GRAIL: 3Dアセットとビデオ事前情報からの人型ロボット移動操作の生成

要旨

人型ロボットの移動操作をスケーリングするには、多様な物体、全身動作、シーン形状にわたるロボット互換のデモンストレーションが必要であるが、遠隔操作やモーションキャプチャは、各収集が物理的セットアップ、計測器を装着した被験者、ロボット操作に依存するため、スケーリングが困難である。我々はGRAILを提案する。これは展開まで完全に仮想的なままのデジタル生成パイプラインであり、3Dアセット、シミュレータ対応シーン、動画基盤モデル（VFM）からの事前知識を組み合わせて、物理環境を再構築したりロボットを遠隔操作したりすることなくインタラクションを合成する。制約のない実環境動画を再構成する代わりに、GRAILは完全に指定された3D構成から開始する。この構成では、物体の形状、カメラパラメータ、メートルスケール、環境深度、およびロボットと同寸のキャラクタが動画生成前に既知であり、再構成時に再利用される。

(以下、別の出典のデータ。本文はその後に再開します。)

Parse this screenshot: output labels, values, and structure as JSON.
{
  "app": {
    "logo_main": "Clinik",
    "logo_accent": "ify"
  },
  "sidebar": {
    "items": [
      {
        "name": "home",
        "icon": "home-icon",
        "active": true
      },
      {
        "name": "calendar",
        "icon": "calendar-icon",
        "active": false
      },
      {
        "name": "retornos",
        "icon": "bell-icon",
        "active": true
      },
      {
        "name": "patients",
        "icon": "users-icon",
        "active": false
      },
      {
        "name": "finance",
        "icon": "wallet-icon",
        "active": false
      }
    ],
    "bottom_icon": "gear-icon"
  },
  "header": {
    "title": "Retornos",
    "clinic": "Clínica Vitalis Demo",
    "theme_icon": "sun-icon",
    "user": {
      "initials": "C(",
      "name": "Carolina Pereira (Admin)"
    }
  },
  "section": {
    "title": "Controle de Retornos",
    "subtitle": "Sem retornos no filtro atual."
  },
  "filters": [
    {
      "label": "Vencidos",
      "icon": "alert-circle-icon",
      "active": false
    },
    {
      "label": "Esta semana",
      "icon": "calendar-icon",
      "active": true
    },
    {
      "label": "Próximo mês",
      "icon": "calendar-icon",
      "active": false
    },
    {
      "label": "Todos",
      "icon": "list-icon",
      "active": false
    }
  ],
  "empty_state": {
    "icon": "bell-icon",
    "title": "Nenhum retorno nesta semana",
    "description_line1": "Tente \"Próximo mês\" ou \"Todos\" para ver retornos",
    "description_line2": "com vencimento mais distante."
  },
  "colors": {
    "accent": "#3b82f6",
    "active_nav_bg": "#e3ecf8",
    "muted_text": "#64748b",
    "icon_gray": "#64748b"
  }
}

この特権的な設定は4次元復元をより良好に条件付け、モデルベースの物体追跡、人間動作推定、およびインタラクションを考慮した最適化を可能にし、深度の曖昧さと形態の不一致を低減したメートル単位の4次元人-物体インタラクション（HOI）軌道を再構成する。復元された動作を人型ロボットにリターゲティングし、補完的なタスク汎用トラッカー、すなわち操作のための物体認識潜在アダプタと地形移動のためのシーン認識トラッカーを訓練する。GRAILは、ピックアップ、物体操作、着座、地形移動にわたる20,000以上のシーケンスを生成する。GRAILが生成したデータのみを使用して、シミュレーションから実世界へのパイプラインを通じて自己中心視覚ポリシーを訓練し、Unitree G1人型ロボットに展開した結果、多様な物体のピックアップで84％、階段昇降で90％の実世界成功率を達成した。

English

Scaling humanoid loco-manipulation requires robot-compatible demonstrations across diverse objects, whole-body motions, and scene geometries, but teleoperation and motion capture are difficult to scale because each collection depends on physical setups, instrumented actors, and robot operation. We present GRAIL, a digital generation pipeline that remains fully virtual until deployment: it composes 3D assets, simulator-ready scenes, and priors from video foundation models (VFMs) to synthesize interactions without rebuilding physical environments or teleoperating the robot. Rather than reconstructing unconstrained in-the-wild videos, GRAIL starts from fully specified 3D configurations in which object geometry, camera parameters, metric scale, environment depth, and a robot-proportioned character are known before video generation and reused during reconstruction. This privileged setup better conditions 4D recovery, allowing model-based object tracking, human motion estimation, and interaction-aware optimization to reconstruct metric 4D human-object interaction (HOI) trajectories with reduced depth ambiguity and morphology mismatch. We retarget the recovered motions to a humanoid robot and train complementary task-general trackers: an object-aware latent adaptor for manipulation and a scene-aware tracker for terrain traversal. GRAIL produces over 20,000 sequences spanning pick-up, object manipulation, sitting, and terrain traversal. Using only GRAIL-generated data, we train egocentric visual policies through a sim-to-real pipeline and deploy them on a Unitree G1 humanoid, achieving 84\% real-world success on diverse object pick-up and 90\% success on stair-climbing.